Maybe there is some sort of step forward. I'm embracing the hard, I'm  going to be here with myself while it's hard. And if that's the case, what  might be a little shuffle forward? Doesn't have to be a giant leap, but just a  little, a little shuffle forward, a little inch forward. 

What could be that thing, without putting pressure on it, without thinking this  has to be the thing that is the solution. Like when I think about how long it  took me to lose my weight permanently, like it would be so easy to just get  stuck in the whole thing. 

Like this is so hard. It shouldn't be this hard. Something's obviously wrong  with me because it's this hard. But when you are able to go, “Yeah, you  know what, it is hard, but I'm dedicated to figuring this out.” And if that's the  case, I can accept that right now I'm struggling, that it's a challenge. I don't  need to judge myself for that. But what might be the next best step if I did  know where I should put my attention, where might that be? 

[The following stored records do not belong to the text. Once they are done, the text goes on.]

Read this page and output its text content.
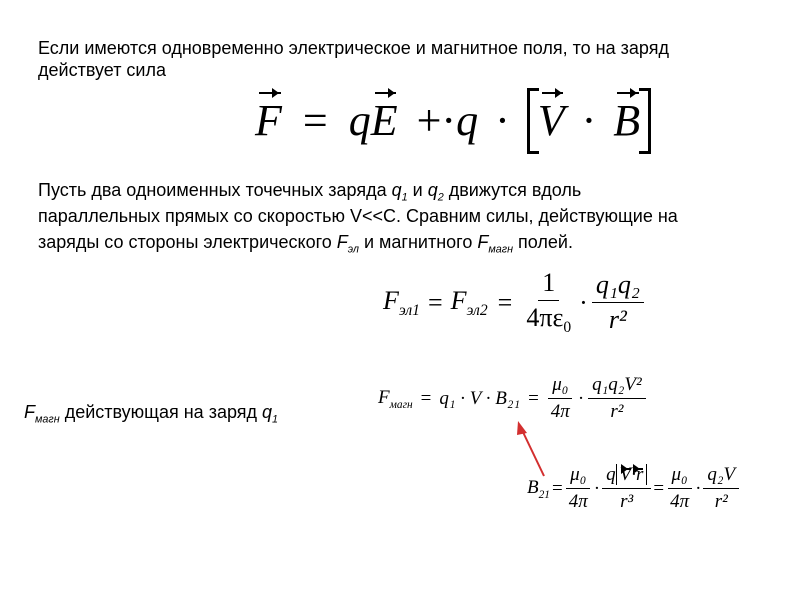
Если имеются одновременно электрическое и магнитное поля, то на заряд
действует сила
F = qE +·q · V · B
Пусть два одноименных точечных заряда $q_1$ и $q_2$ движутся вдоль
параллельных прямых со скоростью V<<C. Сравним силы, действующие на
заряды со стороны электрического $F_{эл}$ и магнитного $F_{магн}$ полей.
$F_{эл1} = F_{эл2} = \frac{1}{4\pi\varepsilon_0} \cdot \frac{\text{q₁q₂}}{\text{r²}}$
$F_{магн}$ действующая на заряд $q_1$
$F_{магн} = q_1 \cdot V \cdot B_{21} = \frac{\text{μ₀}}{4\pi} \cdot \frac{\text{q₁q₂V²}}{\text{r²}}$
$B_{21} = \frac{\text{μ₀}}{4\pi} \cdot \frac{\text{q V·r}}{\text{r³}} = \frac{\text{μ₀}}{4\pi} \cdot \frac{\text{q₂V}}{\text{r²}}$
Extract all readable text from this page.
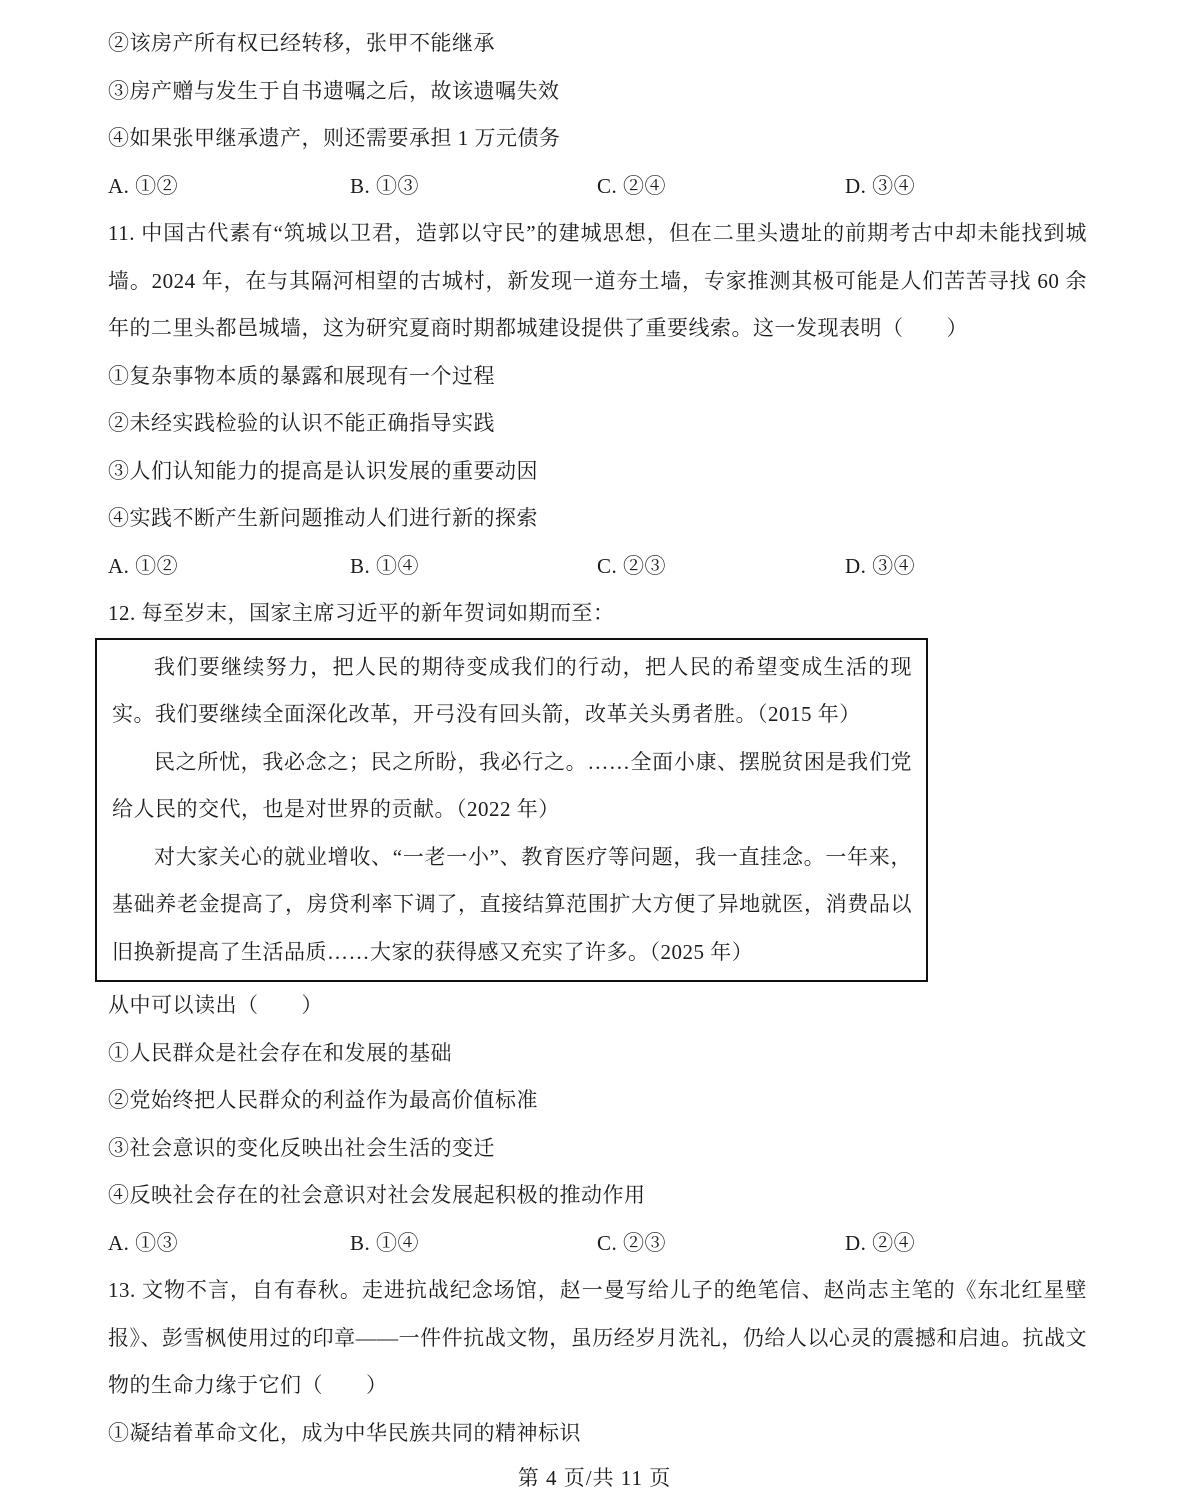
②该房产所有权已经转移，张甲不能继承

③房产赠与发生于自书遗嘱之后，故该遗嘱失效

④如果张甲继承遗产，则还需要承担 1 万元债务

A. ①②	B. ①③	C. ②④	D. ③④

11. 中国古代素有“筑城以卫君，造郭以守民”的建城思想，但在二里头遗址的前期考古中却未能找到城墙。2024 年，在与其隔河相望的古城村，新发现一道夯土墙，专家推测其极可能是人们苦苦寻找 60 余年的二里头都邑城墙，这为研究夏商时期都城建设提供了重要线索。这一发现表明（　　）

①复杂事物本质的暴露和展现有一个过程

②未经实践检验的认识不能正确指导实践

③人们认知能力的提高是认识发展的重要动因

④实践不断产生新问题推动人们进行新的探索

A. ①②	B. ①④	C. ②③	D. ③④

12. 每至岁末，国家主席习近平的新年贺词如期而至：

我们要继续努力，把人民的期待变成我们的行动，把人民的希望变成生活的现实。我们要继续全面深化改革，开弓没有回头箭，改革关头勇者胜。（2015 年）

民之所忧，我必念之；民之所盼，我必行之。……全面小康、摆脱贫困是我们党给人民的交代，也是对世界的贡献。（2022 年）

对大家关心的就业增收、“一老一小”、教育医疗等问题，我一直挂念。一年来，基础养老金提高了，房贷利率下调了，直接结算范围扩大方便了异地就医，消费品以旧换新提高了生活品质……大家的获得感又充实了许多。（2025 年）

从中可以读出（　　）

①人民群众是社会存在和发展的基础

②党始终把人民群众的利益作为最高价值标准

③社会意识的变化反映出社会生活的变迁

④反映社会存在的社会意识对社会发展起积极的推动作用

A. ①③	B. ①④	C. ②③	D. ②④

13. 文物不言，自有春秋。走进抗战纪念场馆，赵一曼写给儿子的绝笔信、赵尚志主笔的《东北红星壁报》、彭雪枫使用过的印章——一件件抗战文物，虽历经岁月洗礼，仍给人以心灵的震撼和启迪。抗战文物的生命力缘于它们（　　）

①凝结着革命文化，成为中华民族共同的精神标识

第 4 页/共 11 页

And that's where you can start to hear your intuition. You can start to  remember things from the past. Like maybe someone told you something  and you'd forgotten it up until that point. You start to see solutions that can  become available to you and you start to be open to those solutions too.

Sometimes when things are so hard, we start to shut down, like nothing's  going to help. What's the point? It's just so hard. And that can really  devolve into some significant problems. In terms of our mental health and  just really, really struggling. 

So, it's really just three steps. We got to stop resisting the hard, we have to  stop judging ourselves for it being hard. And then from that place, asking  ourselves, what is the next step forward? What makes the most sense to  move forward on in terms of an idea, an action, something to think about,  someone to reach out to for help. 

What is the next thing? We don't have to struggle by ourselves. Sometimes  I think that's the other thing. Well, I don't even want to reach out to anybody  because I'm embarrassed or ashamed to even share this. No, there's so  many people in this world who want to help you. It's okay that it's not what  you expected. You do not have to beat yourself up over that. It's okay, this  happens, this happens. 

Actually, the more I think about it, the more examples I can think of in my  life. I'm like, I think this actually happens frequently. You go on vacation,  you get to the hotel, you're like, whoa, the Airbnb or something, like that's  not what I expected. Like how do we move forward with that? Three steps.  Stop resisting, then stop judging. Then ask yourself, what's the next logical  step forward? 

If you are struggling with something that's not what you expected, I just  want to send you tons and tons of love. It's a hard time. It is a hard time,  and it is hard to be going through a hard time, but I know that you can do it.  You are doing it, and there's so many people in this world who are here for  you, love you, and want to support you. So, make sure that you open  yourself up to receiving that as well. Thank you so much for your attention today. Have a wonderful rest of your week, and I will talk to you very soon. Take care. Bye bye.